Democrats control both chambers of the Legislature, but the bill almost failed to pass the House of Representatives in June and could have been defeated if not for several Republicans being absent for the final enactment vote.
The people’s veto process allows opponents of laws passed by the Legislature to gather signatures to delay items and put them on the ballot. Abortion opponents would have had 80 days to gather more than 67,000 signatures if they had filed for the ballot by a Wednesday deadline. The vote would not have been until the presidential primaries in March 2024.
The effort to repeal the abortion bill would have encountered well-organized, well-funded opposition from abortion-rights groups such as Planned Parenthood.

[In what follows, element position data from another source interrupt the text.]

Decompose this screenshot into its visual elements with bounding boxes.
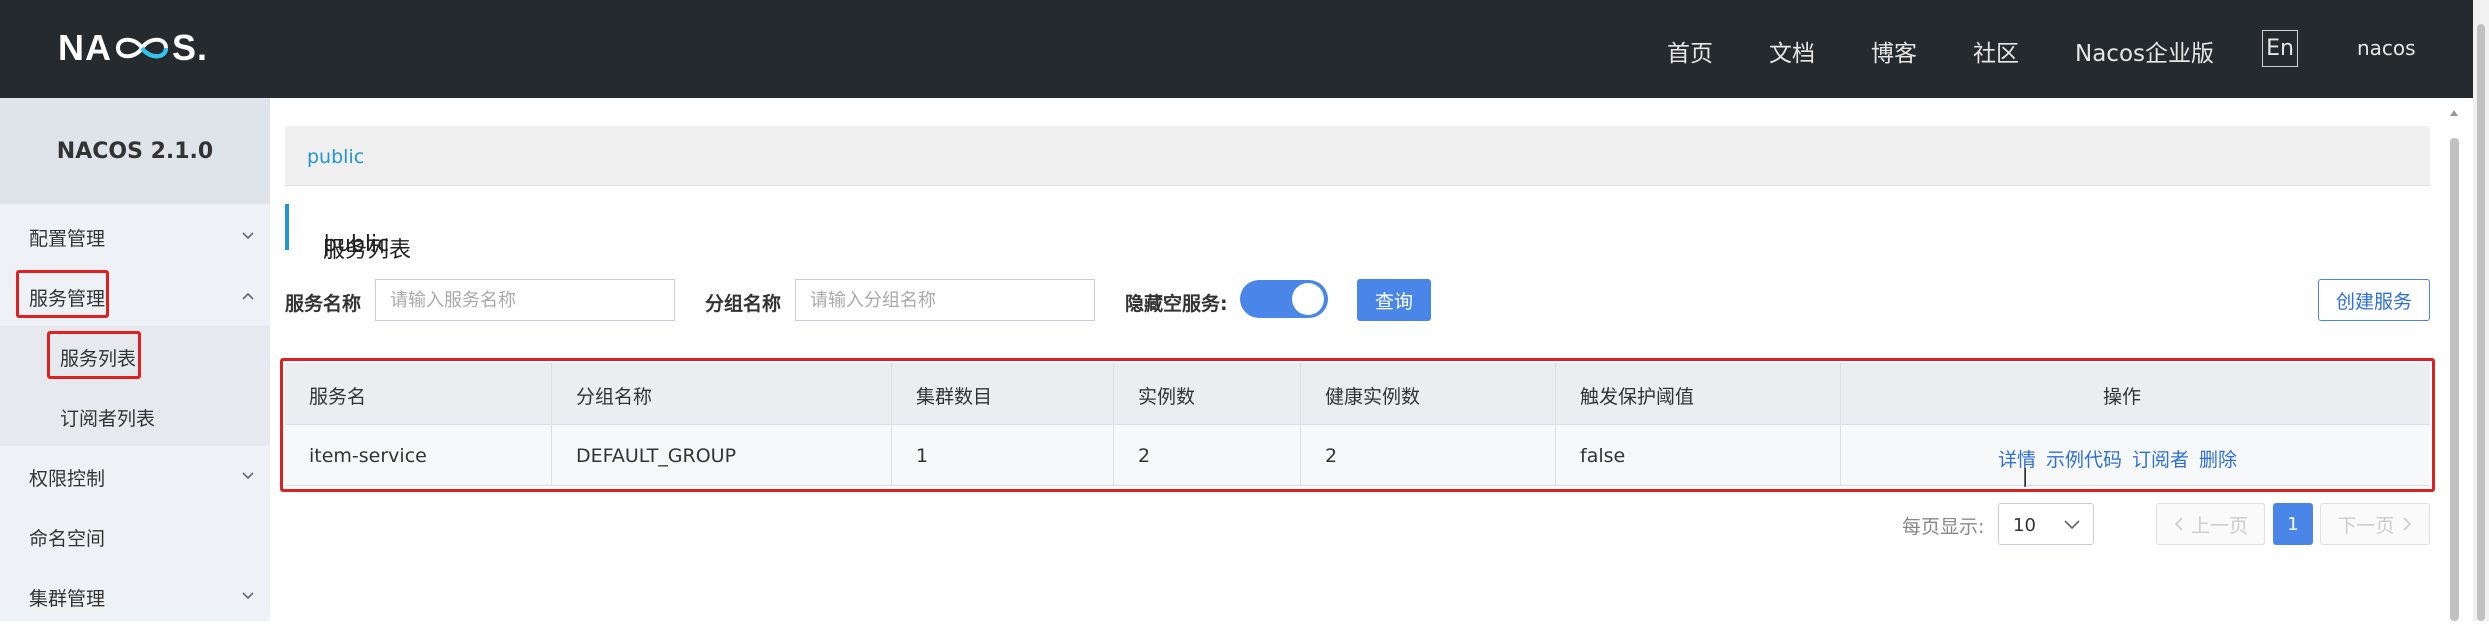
namespace-tab-public[interactable]: public: [307, 146, 364, 168]
service-name-label: 服务名称: [285, 293, 362, 315]
nacos-logo[interactable]: NA S.: [58, 27, 209, 68]
highlight-service-table: [280, 358, 2435, 492]
group-name-input[interactable]: [795, 279, 1095, 321]
user-menu[interactable]: nacos: [2357, 36, 2416, 60]
sidebar-version: NACOS 2.1.0: [0, 98, 270, 204]
per-page-select[interactable]: 10: [1998, 503, 2094, 545]
nav-community[interactable]: 社区: [1973, 34, 2019, 68]
sidebar-item-namespace[interactable]: 命名空间: [0, 506, 270, 566]
page-scrollbar-thumb[interactable]: [2477, 24, 2485, 621]
sidebar-item-label: 权限控制: [29, 468, 106, 490]
sidebar-item-config[interactable]: 配置管理: [0, 206, 270, 266]
create-service-button[interactable]: 创建服务: [2318, 279, 2430, 321]
toggle-knob: [1292, 283, 1324, 315]
sidebar-item-cluster[interactable]: 集群管理: [0, 566, 270, 626]
query-button[interactable]: 查询: [1357, 279, 1431, 321]
service-name-input[interactable]: [375, 279, 675, 321]
sidebar-item-label: 集群管理: [29, 588, 106, 610]
chevron-down-icon: [242, 232, 254, 240]
sidebar-item-auth[interactable]: 权限控制: [0, 446, 270, 506]
chevron-down-icon: [2064, 520, 2080, 530]
sidebar-subitem-subscribers[interactable]: 订阅者列表: [0, 386, 270, 446]
group-name-label: 分组名称: [705, 293, 782, 315]
content-scrollbar-thumb[interactable]: [2450, 138, 2459, 621]
logo-text: NA: [58, 27, 112, 68]
per-page-label: 每页显示:: [1902, 516, 1985, 538]
logo-infinity-icon: [115, 37, 169, 59]
prev-page-label: 上一页: [2190, 514, 2248, 537]
highlight-service-menu: [16, 270, 109, 318]
sidebar-item-label: 配置管理: [29, 228, 106, 250]
nav-docs[interactable]: 文档: [1769, 34, 1815, 68]
page-title: 服务列表 | public: [285, 204, 411, 263]
chevron-right-icon: [2402, 517, 2411, 531]
logo-text-tail: S.: [172, 27, 209, 68]
next-page-label: 下一页: [2337, 514, 2395, 537]
hide-empty-label: 隐藏空服务:: [1125, 293, 1228, 315]
namespace-bar: public: [285, 126, 2430, 186]
top-bar: NA S. 首页 文档 博客 社区 Nacos企业版 En nacos: [0, 0, 2489, 98]
chevron-left-icon: [2174, 517, 2183, 531]
sidebar-subitem-label: 订阅者列表: [60, 408, 156, 430]
chevron-down-icon: [242, 592, 254, 600]
next-page-button[interactable]: 下一页: [2320, 503, 2430, 545]
sidebar-item-label: 命名空间: [29, 528, 106, 550]
scroll-up-arrow-icon[interactable]: [2449, 108, 2459, 118]
chevron-up-icon: [242, 292, 254, 300]
highlight-service-list: [47, 331, 141, 379]
chevron-down-icon: [242, 472, 254, 480]
nav-enterprise[interactable]: Nacos企业版: [2075, 34, 2214, 68]
prev-page-button[interactable]: 上一页: [2156, 503, 2265, 545]
hide-empty-toggle[interactable]: [1240, 280, 1328, 318]
page-1-button[interactable]: 1: [2273, 503, 2313, 545]
nav-home[interactable]: 首页: [1667, 34, 1713, 68]
per-page-value: 10: [2013, 515, 2036, 536]
page-title-namespace: public: [323, 232, 390, 257]
language-toggle-button[interactable]: En: [2262, 30, 2298, 67]
nav-blog[interactable]: 博客: [1871, 34, 1917, 68]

Polling suggests the people’s veto effort could have had a chance, though it was no sure thing. A February poll by the University of New Hampshire found 52 percent of Mainers supported the governor’s bill, though post-viability abortions are unpopular here and nationally. Only 20 percent of Mainers supported them in a 2022 survey by the COVID States Project, but a majority supported allowing abortions in the case of fetal abnormalities or birth defects.
Post-viability abortions are relatively rare, with the vast majority of abortions in Maine and nationally in the first trimester. No abortions occurred in Maine after 20 weeks in 2021, per state data.
Though she said during her 2022 campaign she wanted no changes to abortion laws, Mills introduced this year’s bill after highlighting the case of a Yarmouth woman who discovered at 32 weeks her fetus had a condition that would cause it to die shortly after birth and had to travel to Colorado for the procedure.